# Achievement 2.2: Sourcing Web Data with an API

This notebook collects and combines Citi Bike trip data and NOAA weather data for New York City in 2022. The goal is to prepare a clean dataset for use in an interactive dashboard that helps identify distribution issues in the Citi Bike system by analyzing ridership behavior in relation to date, time, station usage, and weather conditions.

## Table of Contents
1. [Imports and Setup](#1.-Imports-and-Setup)
2. [Data Load and Consolidation](#2.-Data-Load-and-Consolidation)
3. [NOAA API: Weather Data Extraction](#3.-NOAA-API:-Weather-Data-Extraction)
4. [Retrying Failed Weather Requests](#4.-Retrying-Failed-Weather-Requests)
5. [Combining Weather Files](#5.-Combining-Weather-Files)
6. [Merging Citi Bike and Weather Data](#6.-Merging-Citi-Bike-and-Weather-Data)
7. [Observations and Export](#7.-Observations-and-Export)

## 1. Imports and Setup

In [None]:
import os
import glob
import pandas as pd
import requests
from time import sleep
from dotenv import load_dotenv

## 2. Data Load and Consolidation

In [None]:
data_folder = r'C:\Users\rewha\Desktop\0.CareerFoundry\3.Data Vis w-Python_ACH 02-Dashboards w-Pythons\2022-citibike-tripdata\2022-citibike-tripdata'
csv_files = glob.glob(os.path.join(data_folder, '*.csv'))

dfs = []
for file in csv_files:
    try:
        df = pd.read_csv(file, engine='c', low_memory=False)
        df.columns = [col.lower().strip() for col in df.columns]
        dfs.append(df)
        print(f"✅ Loaded: {os.path.basename(file)} → Shape: {df.shape}")
    except Exception as e:
        print(f"❌ Skipped: {os.path.basename(file)} → Error: {e}")

if dfs:
    combined_df = pd.concat(dfs, ignore_index=True)
    print("✅ Combined Shape:", combined_df.shape)
    combined_df.to_csv("combined_citibike_2022.csv", index=False)
else:
    print("❌ No dataframes to concatenate.")

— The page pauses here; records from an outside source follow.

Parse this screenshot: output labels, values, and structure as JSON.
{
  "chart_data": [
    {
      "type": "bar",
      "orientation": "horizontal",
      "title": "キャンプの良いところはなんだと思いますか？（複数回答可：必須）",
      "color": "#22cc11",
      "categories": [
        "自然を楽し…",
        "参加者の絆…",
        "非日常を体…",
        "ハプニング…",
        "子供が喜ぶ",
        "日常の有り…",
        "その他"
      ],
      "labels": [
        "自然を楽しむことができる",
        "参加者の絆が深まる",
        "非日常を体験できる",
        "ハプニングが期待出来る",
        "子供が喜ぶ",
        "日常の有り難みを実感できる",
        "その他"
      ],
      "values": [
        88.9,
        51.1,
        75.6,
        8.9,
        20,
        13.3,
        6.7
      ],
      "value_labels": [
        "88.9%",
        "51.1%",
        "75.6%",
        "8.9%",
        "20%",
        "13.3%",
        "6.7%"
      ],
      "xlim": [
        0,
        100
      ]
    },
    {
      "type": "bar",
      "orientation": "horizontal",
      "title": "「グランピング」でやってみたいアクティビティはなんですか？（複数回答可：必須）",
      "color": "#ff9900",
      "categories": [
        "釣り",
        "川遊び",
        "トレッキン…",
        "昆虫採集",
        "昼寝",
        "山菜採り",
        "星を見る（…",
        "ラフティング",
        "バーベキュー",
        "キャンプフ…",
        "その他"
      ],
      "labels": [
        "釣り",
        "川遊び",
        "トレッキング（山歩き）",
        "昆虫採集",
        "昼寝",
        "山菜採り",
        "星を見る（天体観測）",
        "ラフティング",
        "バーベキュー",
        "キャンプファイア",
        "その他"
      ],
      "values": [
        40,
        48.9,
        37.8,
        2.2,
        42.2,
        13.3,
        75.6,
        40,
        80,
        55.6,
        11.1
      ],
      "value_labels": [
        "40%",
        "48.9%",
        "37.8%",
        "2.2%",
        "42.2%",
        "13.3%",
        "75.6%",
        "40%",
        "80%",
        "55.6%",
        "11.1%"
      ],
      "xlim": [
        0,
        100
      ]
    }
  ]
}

## 3. NOAA API: Weather Data Extraction

In [None]:
token = "your_token_here"  # Replace with your actual token
headers = {'token': token}
station_id = "GHCND:USW00014732"
base_url = "https://www.ncei.noaa.gov/cdo-web/api/v2/data"

months = [
    ("2022-01-01", "2022-01-31"), ("2022-02-01", "2022-02-28"),
    ("2022-03-01", "2022-03-31"), ("2022-04-01", "2022-04-30"),
    ("2022-05-01", "2022-05-31"), ("2022-06-01", "2022-06-30"),
    ("2022-07-01", "2022-07-31"), ("2022-08-01", "2022-08-31"),
    ("2022-09-01", "2022-09-30"), ("2022-10-01", "2022-10-31"),
    ("2022-11-01", "2022-11-30"), ("2022-12-01", "2022-12-31")
]

all_data = []
for start, end in months:
    print(f"Fetching {start} to {end}...")
    params = {
        "datasetid": "GHCND",
        "stationid": station_id,
        "startdate": start,
        "enddate": end,
        "limit": 1000,
        "units": "standard",
        "datatypeid": ["TMAX", "TMIN", "PRCP"],
    }
    response = requests.get(base_url, headers=headers, params=params)
    if response.status_code == 200:
        all_data.extend(response.json().get("results", []))
        print(f"✅ Success: {len(response.json().get('results', []))} records")
    else:
        print(f"❌ Failed: {response.status_code} - {response.text}")
    sleep(1)

weather_df = pd.DataFrame(all_data)
weather_df['date'] = pd.to_datetime(weather_df['date'])
weather_wide = weather_df.pivot_table(index='date', columns='datatype', values='value').reset_index()
weather_wide.to_csv("laguardia_weather_2022.csv", index=False)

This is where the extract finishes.